## Assignment: week 4

##### Task

With the pretrained GloVe embeddings, find the word vectors for the three words "man", "woman", and "king". With these, calculate the vector obtained from the expression

vec("woman") - vec("man) + vec("king")

and find the nearest vector(s) to it, using the cosine similarity as the distance measure. You can use the code in weekly material as the starting point.

Can you explain your result?

#### Use Torch for Faster Calculations

In [14]:
import torch
device = torch.device("cuda" if torch.cuda.is_available() else "cpu")

#### Download Data

In [15]:
import kagglehub
import os

# Download latest version
path = kagglehub.dataset_download("anmolkumar/glove-embeddings")

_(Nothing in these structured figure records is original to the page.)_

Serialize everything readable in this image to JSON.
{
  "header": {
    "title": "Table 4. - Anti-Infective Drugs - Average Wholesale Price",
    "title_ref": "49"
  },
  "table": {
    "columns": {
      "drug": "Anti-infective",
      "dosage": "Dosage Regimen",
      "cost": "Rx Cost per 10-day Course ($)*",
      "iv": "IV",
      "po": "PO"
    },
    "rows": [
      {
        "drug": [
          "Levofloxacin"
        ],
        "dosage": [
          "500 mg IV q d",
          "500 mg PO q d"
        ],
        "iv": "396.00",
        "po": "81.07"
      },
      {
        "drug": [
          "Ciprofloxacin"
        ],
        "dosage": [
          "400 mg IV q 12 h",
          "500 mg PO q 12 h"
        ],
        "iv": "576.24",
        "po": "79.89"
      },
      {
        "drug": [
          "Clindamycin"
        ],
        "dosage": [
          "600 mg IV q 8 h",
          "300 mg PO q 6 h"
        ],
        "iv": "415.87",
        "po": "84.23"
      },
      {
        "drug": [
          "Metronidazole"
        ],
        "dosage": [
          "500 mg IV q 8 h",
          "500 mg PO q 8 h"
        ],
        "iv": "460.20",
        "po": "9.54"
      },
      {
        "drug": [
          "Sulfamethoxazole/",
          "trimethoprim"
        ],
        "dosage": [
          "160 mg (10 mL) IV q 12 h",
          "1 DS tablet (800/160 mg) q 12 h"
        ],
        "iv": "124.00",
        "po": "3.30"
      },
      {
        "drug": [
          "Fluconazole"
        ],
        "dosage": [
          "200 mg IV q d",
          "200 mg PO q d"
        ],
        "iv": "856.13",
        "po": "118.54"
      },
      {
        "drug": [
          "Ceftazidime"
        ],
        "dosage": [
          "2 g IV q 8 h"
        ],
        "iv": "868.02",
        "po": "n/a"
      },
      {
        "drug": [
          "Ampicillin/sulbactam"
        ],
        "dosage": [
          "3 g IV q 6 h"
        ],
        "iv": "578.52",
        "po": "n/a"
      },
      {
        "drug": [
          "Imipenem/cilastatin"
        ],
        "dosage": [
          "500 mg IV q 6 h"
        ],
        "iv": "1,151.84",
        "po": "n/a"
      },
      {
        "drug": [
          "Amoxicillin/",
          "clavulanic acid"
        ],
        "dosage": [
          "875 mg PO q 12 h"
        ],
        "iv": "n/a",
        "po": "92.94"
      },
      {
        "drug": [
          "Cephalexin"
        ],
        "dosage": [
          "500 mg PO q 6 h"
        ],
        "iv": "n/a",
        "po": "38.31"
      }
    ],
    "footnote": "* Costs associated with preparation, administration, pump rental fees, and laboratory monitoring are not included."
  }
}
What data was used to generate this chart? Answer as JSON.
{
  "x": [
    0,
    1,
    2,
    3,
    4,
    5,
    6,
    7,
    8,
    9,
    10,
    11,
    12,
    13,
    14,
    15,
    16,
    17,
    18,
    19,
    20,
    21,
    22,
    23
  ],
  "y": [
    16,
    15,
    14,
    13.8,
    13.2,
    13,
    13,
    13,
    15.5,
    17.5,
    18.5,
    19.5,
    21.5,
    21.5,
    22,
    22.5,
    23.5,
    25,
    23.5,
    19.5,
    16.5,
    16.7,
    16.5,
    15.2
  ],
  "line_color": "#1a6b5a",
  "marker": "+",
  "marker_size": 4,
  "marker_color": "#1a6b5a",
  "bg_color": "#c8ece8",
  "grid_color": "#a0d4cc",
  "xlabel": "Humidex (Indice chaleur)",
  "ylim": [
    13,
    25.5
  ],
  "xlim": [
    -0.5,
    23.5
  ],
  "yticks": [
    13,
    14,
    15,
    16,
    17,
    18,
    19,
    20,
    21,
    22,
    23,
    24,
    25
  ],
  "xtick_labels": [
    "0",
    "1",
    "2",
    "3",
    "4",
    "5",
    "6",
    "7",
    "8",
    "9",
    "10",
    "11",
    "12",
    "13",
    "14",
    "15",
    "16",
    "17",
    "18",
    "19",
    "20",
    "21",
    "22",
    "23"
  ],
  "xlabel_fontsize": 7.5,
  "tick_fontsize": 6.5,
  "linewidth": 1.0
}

print("Path to dataset files:", path)

glove_file = os.path.join(path, 'glove.6B.100d.txt')

Path to dataset files: C:\Users\M_Hin\.cache\kagglehub\datasets\anmolkumar\glove-embeddings\versions\1


In [16]:
import numpy as np

embeddings = {}

with open(glove_file, 'r', encoding='utf-8') as f:
    for line in f:
        values = line.split()
        word = values[0]
        vector = np.array(values[1:], dtype='float32')
        embeddings[word] = vector
        
print(f'Loaded {len(embeddings)} word vectors')

Loaded 400000 word vectors


#### Model

In [17]:
from sklearn.metrics.pairwise import cosine_similarity

embeddings_torch = {word: torch.tensor(vec, device=device) for word, vec in embeddings.items()}

# Get the vectors for the words
man_vector = embeddings_torch.get('man')
woman_vector = embeddings_torch.get('woman')
king_vector = embeddings_torch.get('king')

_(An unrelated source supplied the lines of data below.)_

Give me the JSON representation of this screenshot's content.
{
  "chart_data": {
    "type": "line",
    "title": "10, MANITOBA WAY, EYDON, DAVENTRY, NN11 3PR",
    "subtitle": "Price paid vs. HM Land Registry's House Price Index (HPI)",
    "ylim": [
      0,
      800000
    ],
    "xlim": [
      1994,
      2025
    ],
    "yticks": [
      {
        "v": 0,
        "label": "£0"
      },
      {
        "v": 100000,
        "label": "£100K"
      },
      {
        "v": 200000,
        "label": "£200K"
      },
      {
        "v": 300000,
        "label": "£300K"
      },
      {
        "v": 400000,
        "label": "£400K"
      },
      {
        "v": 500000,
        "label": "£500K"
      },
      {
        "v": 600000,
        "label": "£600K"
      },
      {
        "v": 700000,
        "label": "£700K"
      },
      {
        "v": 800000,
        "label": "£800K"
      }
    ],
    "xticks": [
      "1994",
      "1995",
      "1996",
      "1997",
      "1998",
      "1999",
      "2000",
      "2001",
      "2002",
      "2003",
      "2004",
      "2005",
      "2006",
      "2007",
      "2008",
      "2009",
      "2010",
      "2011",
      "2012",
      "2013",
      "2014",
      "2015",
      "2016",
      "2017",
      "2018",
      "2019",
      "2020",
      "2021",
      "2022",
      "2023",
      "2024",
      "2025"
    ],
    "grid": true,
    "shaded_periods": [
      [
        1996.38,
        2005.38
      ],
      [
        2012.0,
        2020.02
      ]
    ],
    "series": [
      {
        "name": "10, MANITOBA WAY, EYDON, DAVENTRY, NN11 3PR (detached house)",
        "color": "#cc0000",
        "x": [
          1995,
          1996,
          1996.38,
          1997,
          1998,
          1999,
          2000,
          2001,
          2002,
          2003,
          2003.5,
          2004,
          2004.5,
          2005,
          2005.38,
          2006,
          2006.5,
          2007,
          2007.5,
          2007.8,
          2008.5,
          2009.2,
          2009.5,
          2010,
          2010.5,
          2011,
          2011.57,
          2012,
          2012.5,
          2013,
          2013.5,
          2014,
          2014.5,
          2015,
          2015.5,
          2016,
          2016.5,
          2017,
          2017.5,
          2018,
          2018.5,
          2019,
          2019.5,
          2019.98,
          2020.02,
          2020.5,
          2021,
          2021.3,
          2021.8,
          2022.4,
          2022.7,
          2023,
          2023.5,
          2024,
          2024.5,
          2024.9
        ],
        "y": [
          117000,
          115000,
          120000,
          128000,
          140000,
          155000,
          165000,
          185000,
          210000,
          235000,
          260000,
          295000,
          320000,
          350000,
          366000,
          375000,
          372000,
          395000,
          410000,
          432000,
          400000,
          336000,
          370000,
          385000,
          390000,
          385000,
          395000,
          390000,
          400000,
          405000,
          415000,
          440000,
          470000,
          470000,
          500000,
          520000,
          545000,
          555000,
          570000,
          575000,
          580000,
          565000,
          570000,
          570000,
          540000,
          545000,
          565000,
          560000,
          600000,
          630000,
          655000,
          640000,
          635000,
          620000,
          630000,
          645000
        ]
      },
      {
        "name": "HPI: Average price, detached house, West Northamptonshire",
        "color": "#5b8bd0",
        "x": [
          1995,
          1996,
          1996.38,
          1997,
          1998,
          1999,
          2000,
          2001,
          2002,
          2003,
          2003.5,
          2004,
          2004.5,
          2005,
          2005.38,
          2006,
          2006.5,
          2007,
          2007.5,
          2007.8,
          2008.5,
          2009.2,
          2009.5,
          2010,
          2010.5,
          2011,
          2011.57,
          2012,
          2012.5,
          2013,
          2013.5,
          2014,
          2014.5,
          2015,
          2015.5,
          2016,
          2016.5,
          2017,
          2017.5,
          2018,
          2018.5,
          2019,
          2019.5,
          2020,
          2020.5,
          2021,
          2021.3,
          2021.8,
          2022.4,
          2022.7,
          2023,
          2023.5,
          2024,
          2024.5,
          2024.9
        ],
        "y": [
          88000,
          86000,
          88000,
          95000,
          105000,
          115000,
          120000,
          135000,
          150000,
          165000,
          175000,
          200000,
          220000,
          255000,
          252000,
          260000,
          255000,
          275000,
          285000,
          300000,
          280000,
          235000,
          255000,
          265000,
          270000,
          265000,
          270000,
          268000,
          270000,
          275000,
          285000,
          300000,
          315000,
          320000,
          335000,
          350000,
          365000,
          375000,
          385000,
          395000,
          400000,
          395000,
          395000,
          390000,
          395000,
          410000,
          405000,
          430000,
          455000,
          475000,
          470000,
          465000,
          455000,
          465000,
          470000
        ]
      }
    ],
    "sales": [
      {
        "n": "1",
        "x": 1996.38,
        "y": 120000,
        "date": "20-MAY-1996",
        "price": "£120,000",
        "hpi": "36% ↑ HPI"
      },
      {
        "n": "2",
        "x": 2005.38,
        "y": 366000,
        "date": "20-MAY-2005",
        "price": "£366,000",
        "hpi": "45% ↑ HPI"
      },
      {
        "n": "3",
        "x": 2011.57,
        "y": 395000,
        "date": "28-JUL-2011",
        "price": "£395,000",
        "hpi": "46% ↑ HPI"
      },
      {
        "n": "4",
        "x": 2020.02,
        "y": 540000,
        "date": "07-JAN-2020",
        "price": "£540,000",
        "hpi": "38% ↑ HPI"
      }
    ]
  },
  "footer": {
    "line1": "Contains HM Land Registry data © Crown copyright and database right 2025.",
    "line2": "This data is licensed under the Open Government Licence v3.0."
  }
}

if man_vector is None or woman_vector is None or king_vector is None:
    print("Warning: One or more words not found in the embeddings")
else:
    result_vector = woman_vector - man_vector + king_vector
    
    all_words = list(embeddings_torch.keys())
    all_vectors = torch.stack([embeddings_torch[word] for word in all_words])
    
    # Compute cosine similarity
    result_vector_norm = result_vector / result_vector.norm()
    all_vectors_norm = all_vectors / all_vectors.norm(dim=1, keepdim=True)
    similarities = torch.matmul(all_vectors_norm, result_vector_norm)

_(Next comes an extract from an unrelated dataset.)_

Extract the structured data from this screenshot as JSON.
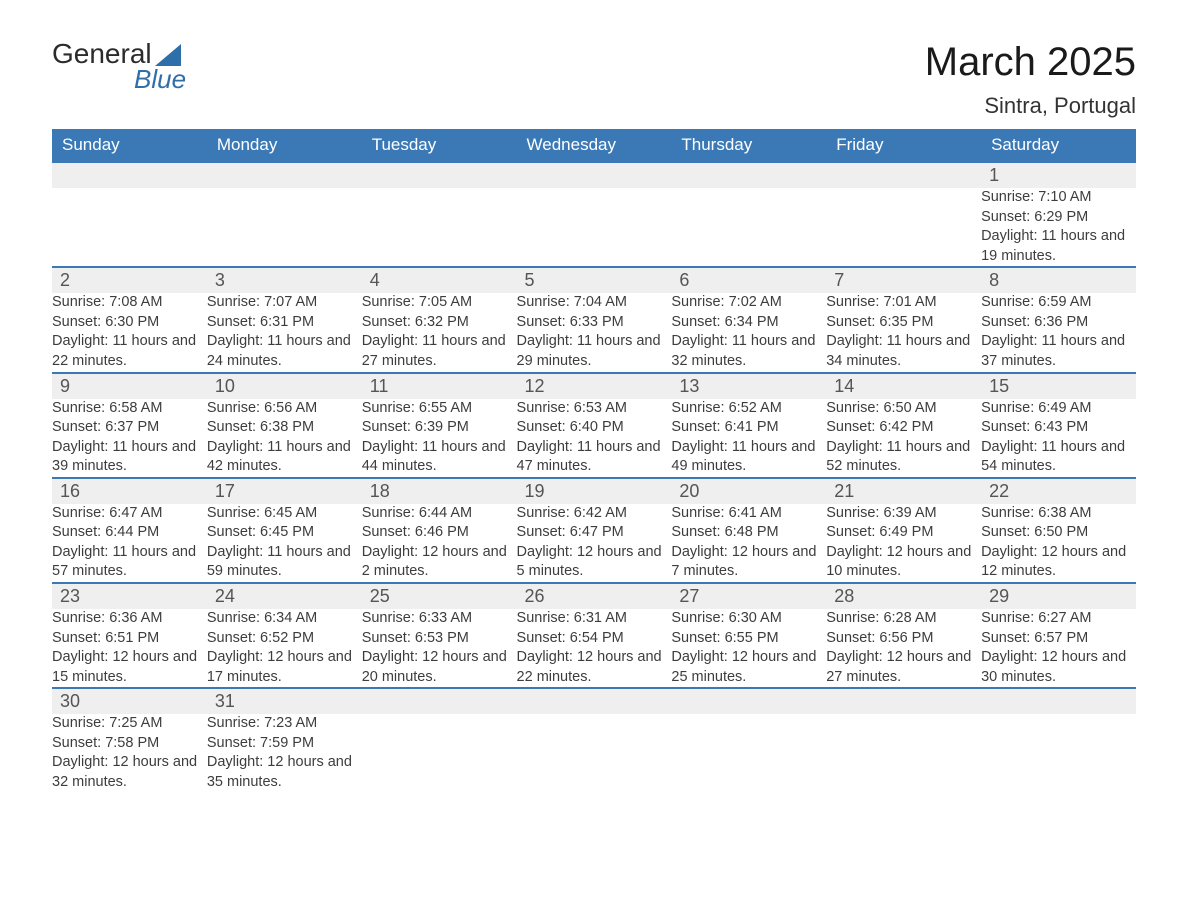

    # Get top 10 most similar words (excluding the exact match)
    topk = torch.topk(similarities, 11)
    for idx, score in zip(topk.indices[1:], topk.values[1:]):
        print(f"{all_words[idx]}: {score.item():.4f}")

queen: 0.7834
monarch: 0.6934
throne: 0.6833
daughter: 0.6809
prince: 0.6713
princess: 0.6644
mother: 0.6579
elizabeth: 0.6563
father: 0.6392
wife: 0.6352


#### Explanation

Model captures relationships between word vectors and can this way calculate the nearest similar vector (which represents word).

When we do the calculation **vec("woman") - vec("man") + vec("king")**, we get a vector close to **"queen"**. This shows that the model understands the relationship between these words, such as "king" is to "queen" as "man" is to "woman".